Antibodies from people vaccinated with any of the four most widely used vaccines—AstraZeneca, Johnson & Johnson, Moderna and Pfizer-BioNTech—were significantly less effective at neutralizing the omicron variant compared with the ancestral virus. Antibodies from previously infected individuals were even less likely to neutralize omicron. Individuals who received a booster shot of either of the two messenger RNA vaccines are likely to be better protected, although even their antibodies exhibited diminished neutralizing activity against omicron.

“The new results suggest that previously infected individuals and fully vaccinated individuals are at risk for infection with the omicron variant,” Dr. Ho said. He added he is unsure that even a third booster would be adequate against this variant.

When administered early in the course of infection, mAbs can prevent many individuals from developing severe COVID-19. But the new study suggested that all of the therapies currently in use and most in development are much less effective against omicron, if they work at all.

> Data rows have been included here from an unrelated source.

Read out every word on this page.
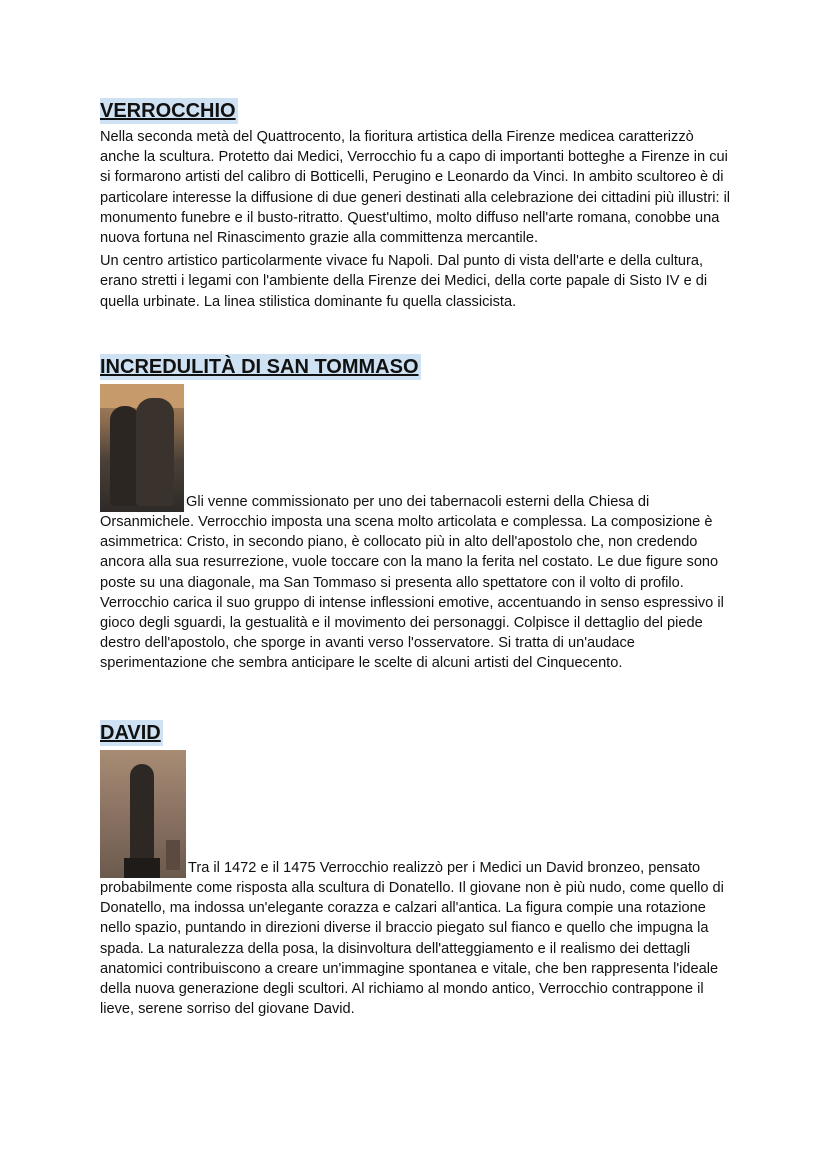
VERROCCHIO

Nella seconda metà del Quattrocento, la fioritura artistica della Firenze medicea caratterizzò anche la scultura. Protetto dai Medici, Verrocchio fu a capo di importanti botteghe a Firenze in cui si formarono artisti del calibro di Botticelli, Perugino e Leonardo da Vinci. In ambito scultoreo è di particolare interesse la diffusione di due generi destinati alla celebrazione dei cittadini più illustri: il monumento funebre e il busto-ritratto. Quest'ultimo, molto diffuso nell'arte romana, conobbe una nuova fortuna nel Rinascimento grazie alla committenza mercantile.

Un centro artistico particolarmente vivace fu Napoli. Dal punto di vista dell'arte e della cultura, erano stretti i legami con l'ambiente della Firenze dei Medici, della corte papale di Sisto IV e di quella urbinate. La linea stilistica dominante fu quella classicista.

INCREDULITÀ DI SAN TOMMASO

Gli venne commissionato per uno dei tabernacoli esterni della Chiesa di Orsanmichele. Verrocchio imposta una scena molto articolata e complessa. La composizione è asimmetrica: Cristo, in secondo piano, è collocato più in alto dell'apostolo che, non credendo ancora alla sua resurrezione, vuole toccare con la mano la ferita nel costato. Le due figure sono poste su una diagonale, ma San Tommaso si presenta allo spettatore con il volto di profilo. Verrocchio carica il suo gruppo di intense inflessioni emotive, accentuando in senso espressivo il gioco degli sguardi, la gestualità e il movimento dei personaggi. Colpisce il dettaglio del piede destro dell'apostolo, che sporge in avanti verso l'osservatore. Si tratta di un'audace sperimentazione che sembra anticipare le scelte di alcuni artisti del Cinquecento.

DAVID

Tra il 1472 e il 1475 Verrocchio realizzò per i Medici un David bronzeo, pensato probabilmente come risposta alla scultura di Donatello. Il giovane non è più nudo, come quello di Donatello, ma indossa un'elegante corazza e calzari all'antica. La figura compie una rotazione nello spazio, puntando in direzioni diverse il braccio piegato sul fianco e quello che impugna la spada. La naturalezza della posa, la disinvoltura dell'atteggiamento e il realismo dei dettagli anatomici contribuiscono a creare un'immagine spontanea e vitale, che ben rappresenta l'ideale della nuova generazione degli scultori. Al richiamo al mondo antico, Verrocchio contrappone il lieve, serene sorriso del giovane David.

In neutralization studies with mAbs, only one (BrII-198, approved in China) maintained notable activity against omicron. A minor form of omicron is completely resistant to all antibodies in clinical use today. The authors noted that omicron is now the most complete escapee from neutralization that scientists have seen.

Because of this, Dr. Marrazzo emphasized the need for continuing the multilayered strategy proposed by the CDC: vaccination, masking, staying home when you are sick—not just from COVID-19, but any respiratory disease—and testing. She called the strategy the “best way out of this phase of the pandemic.”